Il est facile de se convaincre du danger en considérant que, sur 60 millions de tonneaux qui représentaient en 1913 les entrées et les sorties de navires des ports français, 26 pour 100 seulement appartenaient à notre pavillon.


L’AUTONOMIE DES PORTS — LES ZONES FRANCHES

Un des meilleurs remèdes à cette situation consisterait à accorder aux ports leur autonomie administrative et financière, en les poussant dans la voie de la spécialisation qui leur permettrait de mieux adapter leurs moyens mécaniques de transbordement au genre de mouvemens qu’ils sont appelés à effectuer.

A la suite de diverses interventions, notamment celle de M. Taconet, membre de la Chambre de commerce du Havre, et de l’honorable M. Louis Brindeau, sénateur de la Loire-Inférieure, le Parlement a bien voté, le 5 janvier 1912, un texte de loi relatif à l’autonomie des ports ; mais, en fait, ce texte est si éloigné de l’autonomie véritable qu’il n’a nullement rempli le but qu’on se proposait. En quoi consiste, en effet, cette autonomie ?

Un port dépense des sommes considérables pour son entretien : balisage, nettoyage des quais, réparations diverses, police, etc. Les autorités locales doivent donc percevoir des taxes pour les rémunérer des services rendus aux navires. L’idée qui se présente d’elle-même à l’esprit, c’est que le port a son budget autonome, qu’il est organisé à la manière d’une commune avec une sorte de conseil municipal et de maire à la tête de son administration. Cependant, malgré la loi de 1912, c’est l’Etat qui continue à administrer. Si l’on excepte, en effet, les péages des Chambres de commerce, les taxes fiscales rentrent entièrement dans le budget général des Travaux publics. Il n’y a pas même de compte spécial ouvert à chaque port : au lieu que les ressources de chacun ne bénéficient qu’à lui seul, elles sont reportées sur tous les autres. Ainsi que je l’écrivais autrefois, il a été créé une soixantaine de ports dont l’entretien est à la charge de l’Etat. Or, il n’en existe que quelques-uns où les recettes soient supérieures aux dépenses. Quand le fait se produit, l’excédent des revenus ne sert nullement à l’amélioration du port qui a perçu les droits de quai et qui se trouve en bénéfices. Comment espérer, dans ces conditions, que nos ports puissent prospérer ? Voit-on les communes de France fondant intégralement leur budget dans celui du ministère de l’Intérieur ? Il n’y aurait plus d’administration municipale possible.

Le régime de l’autonomie est si logique qu’il est appliqué dans la plupart des nations de l’Europe.

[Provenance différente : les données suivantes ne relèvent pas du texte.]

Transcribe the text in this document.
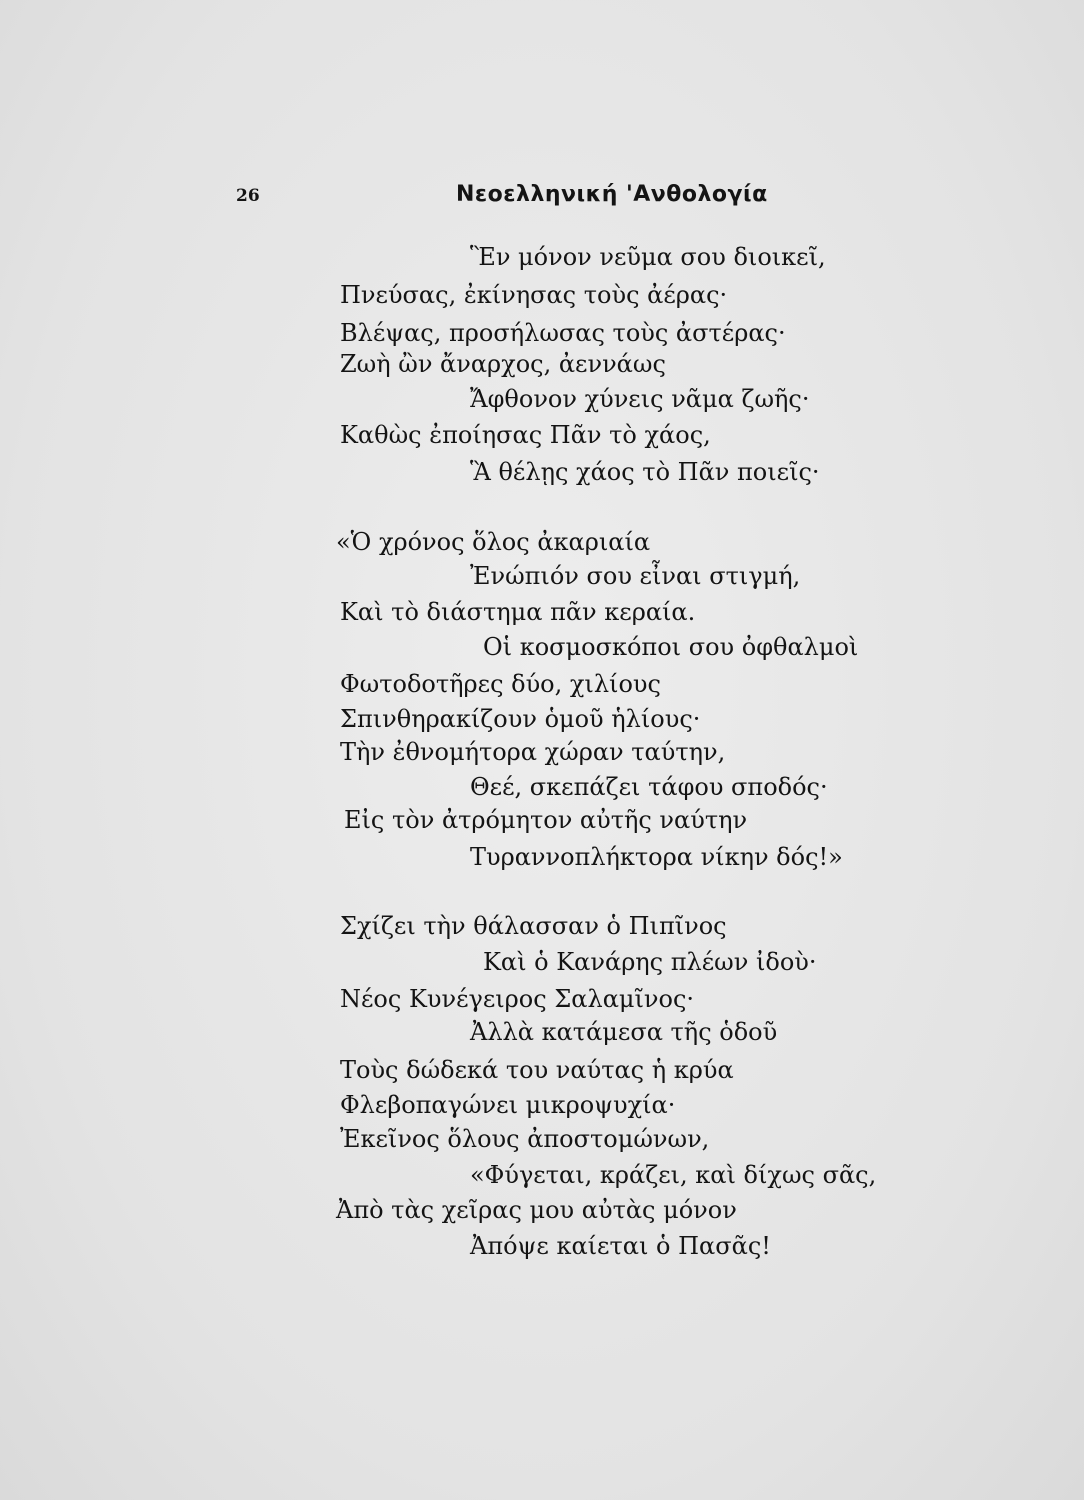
26	Νεοελληνική 'Ανθολογία
Ἓν μόνον νεῦμα σου διοικεῖ,
Πνεύσας, ἐκίνησας τοὺς ἀέρας·
Βλέψας, προσήλωσας τοὺς ἀστέρας·
Ζωὴ ὢν ἄναρχος, ἀεννάως
Ἄφθονον χύνεις νᾶμα ζωῆς·
Καθὼς ἐποίησας Πᾶν τὸ χάος,
Ἃ θέλῃς χάος τὸ Πᾶν ποιεῖς·
«Ὁ χρόνος ὅλος ἀκαριαία
Ἐνώπιόν σου εἶναι στιγμή,
Καὶ τὸ διάστημα πᾶν κεραία.
Οἱ κοσμοσκόποι σου ὀφθαλμοὶ
Φωτοδοτῆρες δύο, χιλίους
Σπινθηρακίζουν ὁμοῦ ἡλίους·
Τὴν ἐθνομήτορα χώραν ταύτην,
Θεέ, σκεπάζει τάφου σποδός·
Εἰς τὸν ἀτρόμητον αὐτῆς ναύτην
Τυραννοπλήκτορα νίκην δός!»
Σχίζει τὴν θάλασσαν ὁ Πιπῖνος
Καὶ ὁ Κανάρης πλέων ἰδοὺ·
Νέος Κυνέγειρος Σαλαμῖνος·
Ἀλλὰ κατάμεσα τῆς ὁδοῦ
Τοὺς δώδεκά του ναύτας ἡ κρύα
Φλεβοπαγώνει μικροψυχία·
Ἐκεῖνος ὅλους ἀποστομώνων,
«Φύγεται, κράζει, καὶ δίχως σᾶς,
Ἀπὸ τὰς χεῖρας μου αὐτὰς μόνον
Ἀπόψε καίεται ὁ Πασᾶς!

En Angleterre, à quelques rares exceptions près, les ports de commerce relèvent de pouvoirs locaux, corporations, villes, sociétés commerciales. Suivant la tradition anglaise, l’Etat laisse une extrême liberté aux exploitans. Ceux-ci fixent à leur gré les tarifs d’après la situation commerciale, les besoins du moment et les nécessités de la concurrence. En Allemagne, les ports de Hambourg, Brème, Lubeck construits, entretenus et administrés par les États de Hambourg, de Brème et de Lubeck, et non par les communes qui portent le même nom, n’en jouissent pas moins d’une autonomie à peu près complète : l’autorité locale qui les dirige décide souverainement de tout ce qui les intéresse, réserve faite de quelques questions d’ordre général, qui doivent être nécessairement soumises aux assemblées supérieures, soit de l’Etat lui-même, soit de l’Empire d’Allemagne. Les grands ports belges ou hollandais, Anvers, Rotterdam et Amsterdam, vivent sous le régime de l’autonomie communale. L’Etat n’intervient que pour participer aux améliorations importantes et pour homologuer les taxes perçues sur les usagers. Enfin, depuis 1903, Gênes est administrée par un consorzio local.

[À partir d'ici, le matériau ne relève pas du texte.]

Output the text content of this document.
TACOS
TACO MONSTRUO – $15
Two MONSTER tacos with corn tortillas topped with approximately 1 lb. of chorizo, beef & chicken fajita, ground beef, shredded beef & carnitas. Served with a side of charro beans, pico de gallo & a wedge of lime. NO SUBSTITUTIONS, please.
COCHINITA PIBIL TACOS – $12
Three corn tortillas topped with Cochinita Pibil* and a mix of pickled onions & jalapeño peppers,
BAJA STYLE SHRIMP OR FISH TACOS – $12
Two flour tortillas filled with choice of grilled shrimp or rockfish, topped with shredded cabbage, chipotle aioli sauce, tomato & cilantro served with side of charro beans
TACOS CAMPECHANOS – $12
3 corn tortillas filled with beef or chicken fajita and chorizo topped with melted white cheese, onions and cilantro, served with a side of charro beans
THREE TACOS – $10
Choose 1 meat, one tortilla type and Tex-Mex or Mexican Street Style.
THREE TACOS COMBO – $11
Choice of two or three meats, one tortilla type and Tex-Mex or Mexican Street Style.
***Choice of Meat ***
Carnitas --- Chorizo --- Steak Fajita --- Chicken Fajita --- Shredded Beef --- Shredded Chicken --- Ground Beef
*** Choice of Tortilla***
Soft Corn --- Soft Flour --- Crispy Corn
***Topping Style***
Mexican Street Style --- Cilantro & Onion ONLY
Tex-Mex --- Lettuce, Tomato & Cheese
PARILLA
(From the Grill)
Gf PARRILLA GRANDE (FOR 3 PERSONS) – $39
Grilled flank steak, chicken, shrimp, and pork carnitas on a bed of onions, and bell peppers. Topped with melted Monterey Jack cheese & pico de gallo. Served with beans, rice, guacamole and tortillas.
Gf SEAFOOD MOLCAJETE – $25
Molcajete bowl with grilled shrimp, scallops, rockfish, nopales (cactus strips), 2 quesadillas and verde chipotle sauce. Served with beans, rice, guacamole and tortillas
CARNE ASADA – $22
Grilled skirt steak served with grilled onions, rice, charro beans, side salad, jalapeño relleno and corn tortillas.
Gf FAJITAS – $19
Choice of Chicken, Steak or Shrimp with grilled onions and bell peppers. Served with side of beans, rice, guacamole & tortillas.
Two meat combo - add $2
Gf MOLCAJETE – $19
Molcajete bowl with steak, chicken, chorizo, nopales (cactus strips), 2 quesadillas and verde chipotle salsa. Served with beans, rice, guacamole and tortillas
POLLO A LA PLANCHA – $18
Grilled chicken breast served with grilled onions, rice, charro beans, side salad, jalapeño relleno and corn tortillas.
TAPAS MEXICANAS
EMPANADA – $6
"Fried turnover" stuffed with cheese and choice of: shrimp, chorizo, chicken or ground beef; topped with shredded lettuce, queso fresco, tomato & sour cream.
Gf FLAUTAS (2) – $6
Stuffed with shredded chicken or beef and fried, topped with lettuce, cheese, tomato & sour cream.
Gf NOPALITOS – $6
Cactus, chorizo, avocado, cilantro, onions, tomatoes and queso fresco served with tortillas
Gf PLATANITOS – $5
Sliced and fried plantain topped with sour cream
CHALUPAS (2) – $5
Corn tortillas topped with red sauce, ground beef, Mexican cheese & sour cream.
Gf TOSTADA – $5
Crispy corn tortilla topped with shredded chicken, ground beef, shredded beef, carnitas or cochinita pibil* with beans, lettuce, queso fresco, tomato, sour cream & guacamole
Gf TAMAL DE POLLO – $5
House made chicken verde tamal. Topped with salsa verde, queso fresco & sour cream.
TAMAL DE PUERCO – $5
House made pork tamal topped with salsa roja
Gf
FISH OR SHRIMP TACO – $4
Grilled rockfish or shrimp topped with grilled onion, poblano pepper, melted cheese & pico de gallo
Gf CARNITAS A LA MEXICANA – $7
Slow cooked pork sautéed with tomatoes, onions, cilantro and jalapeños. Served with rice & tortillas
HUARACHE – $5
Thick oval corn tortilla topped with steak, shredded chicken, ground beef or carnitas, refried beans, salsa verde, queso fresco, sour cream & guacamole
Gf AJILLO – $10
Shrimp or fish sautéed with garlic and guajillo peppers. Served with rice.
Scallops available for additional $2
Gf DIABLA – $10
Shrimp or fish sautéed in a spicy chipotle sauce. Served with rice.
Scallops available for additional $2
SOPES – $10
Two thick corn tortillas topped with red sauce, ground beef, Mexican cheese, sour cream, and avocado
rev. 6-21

Le principe de l’autonomie a été adopté par le Comité des Armateurs de France qui, à la suite d’un référendum, a formulé le vœu que l’autonomie fût organisée sur les bases suivantes : représentation prépondérante des délégués de l’armement et des industries maritimes, au sein du Conseil chargé de l’administration du port ; adaptation de l’organisation administrative aux circonstances propres à chaque établissement et aux besoins spéciaux auxquels il répond ; simplification des formalités administratives ayant pour effet une plus grande rapidité dans l’exécution des travaux ; maintien, entre les mains de l’industrie libre, des services que celle-ci exploite, le remorquage, par exemple.

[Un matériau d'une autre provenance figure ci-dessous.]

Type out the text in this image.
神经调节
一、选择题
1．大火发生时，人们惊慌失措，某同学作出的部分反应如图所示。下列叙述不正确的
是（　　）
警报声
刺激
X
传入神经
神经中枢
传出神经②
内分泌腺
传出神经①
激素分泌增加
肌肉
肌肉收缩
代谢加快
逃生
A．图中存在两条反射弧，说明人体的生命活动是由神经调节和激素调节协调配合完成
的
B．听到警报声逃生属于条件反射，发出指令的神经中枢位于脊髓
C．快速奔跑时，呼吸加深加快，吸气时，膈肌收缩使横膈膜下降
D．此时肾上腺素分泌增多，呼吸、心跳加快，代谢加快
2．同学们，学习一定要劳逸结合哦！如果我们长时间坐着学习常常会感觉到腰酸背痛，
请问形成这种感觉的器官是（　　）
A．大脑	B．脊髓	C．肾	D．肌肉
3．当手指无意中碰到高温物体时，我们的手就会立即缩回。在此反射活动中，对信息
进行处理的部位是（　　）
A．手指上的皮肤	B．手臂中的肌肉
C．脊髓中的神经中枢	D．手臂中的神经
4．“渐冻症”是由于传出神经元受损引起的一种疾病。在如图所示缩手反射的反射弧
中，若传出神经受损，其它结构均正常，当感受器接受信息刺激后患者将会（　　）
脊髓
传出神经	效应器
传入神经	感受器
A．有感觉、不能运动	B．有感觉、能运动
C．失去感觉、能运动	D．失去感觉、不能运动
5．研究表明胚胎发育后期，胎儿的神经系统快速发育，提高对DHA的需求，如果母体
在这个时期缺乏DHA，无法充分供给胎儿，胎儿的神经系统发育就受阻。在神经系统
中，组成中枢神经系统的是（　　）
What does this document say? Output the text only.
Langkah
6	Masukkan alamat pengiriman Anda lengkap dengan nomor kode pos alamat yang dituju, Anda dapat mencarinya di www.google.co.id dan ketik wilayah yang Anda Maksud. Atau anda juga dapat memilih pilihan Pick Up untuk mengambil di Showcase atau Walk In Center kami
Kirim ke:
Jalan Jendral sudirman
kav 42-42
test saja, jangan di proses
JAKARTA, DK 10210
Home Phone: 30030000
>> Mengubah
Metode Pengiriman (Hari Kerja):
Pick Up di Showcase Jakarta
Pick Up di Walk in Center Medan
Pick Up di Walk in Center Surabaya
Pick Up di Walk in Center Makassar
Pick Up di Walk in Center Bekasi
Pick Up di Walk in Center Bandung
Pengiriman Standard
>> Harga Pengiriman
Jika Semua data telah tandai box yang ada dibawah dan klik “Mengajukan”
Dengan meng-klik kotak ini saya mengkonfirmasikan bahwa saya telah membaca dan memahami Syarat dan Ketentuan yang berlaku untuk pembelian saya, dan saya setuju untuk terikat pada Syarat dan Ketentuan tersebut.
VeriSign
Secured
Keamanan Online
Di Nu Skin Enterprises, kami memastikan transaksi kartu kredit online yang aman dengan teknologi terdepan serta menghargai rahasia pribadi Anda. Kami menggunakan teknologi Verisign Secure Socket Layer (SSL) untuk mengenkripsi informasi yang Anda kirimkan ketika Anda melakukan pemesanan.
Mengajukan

La loi qui a été votée en 1912 pour créer l’autonomie des ports a été suivie d’un règlement d’administration publique promulgué le 10 mars 1916. Rien ne s’oppose donc plus à ce que le régime organisé par la loi du 5 janvier 1912 soit institué dans nos ports. Mais ce régime est si éloigné de l’autonomie réelle, dont le principe avait été admis tout d’abord par le Parlement et par le gouvernement lui-même, qu’on peut redouter de le voir repoussé par les intéressés. C’est ce qui semble résulter des délibérations de l’Assemblée des présidens des Chambres de commerce qui s’est tenue à Paris le 3 avril 1916, et dont voici le compte rendu :

« L’Assemblée des présidens, après avoir pris connaissance du décret du 25 janvier 1916, pris en exécution de la loi du 5 janvier 1912, sur l’autonomie des ports de commerce, considérant que les Chambres de commerce sont particulièrement qualifiées pour apprécier les conditions les plus favorables dans lesquelles peuvent être assurés les services du port, demande instamment que, si les Chambres de commerce intéressées croient devoir émettre un avis défavorable à l’institution du régime de l’autonomie, il ne puisse être passé outre à leurs délibérations. »

Pour moi, qui ai salué avec joie le premier avant-projet du gouvernement, je reste fidèle à l’idée d’autonomie. Je demande qu’on apporte à la réalisation de cette idée un esprit plus libéral et qu’on fasse, grâce à lui, sortir de leur gangue ces perles que sont nos grands ports : Marseille, le Havre, Saint-Nazaire, Nantes, Bordeaux, Dunkerque, etc. Si l’on ne peut organiser partout une direction autonome par la Chambre de commerce, qu’on accorde au moins à chaque port une autonomie financière pour lui permettre de grandir à l’aide de ses ressources personnelles, sans faire appel à l’Etat.

Nous avons dit qu’il fallait développer la puissance attractive de nos villes maritimes afin d’y faire affluer le plus de marchandises possible. Une institution qui se prêterait admirablement à ce dessein serait celle des zones franches.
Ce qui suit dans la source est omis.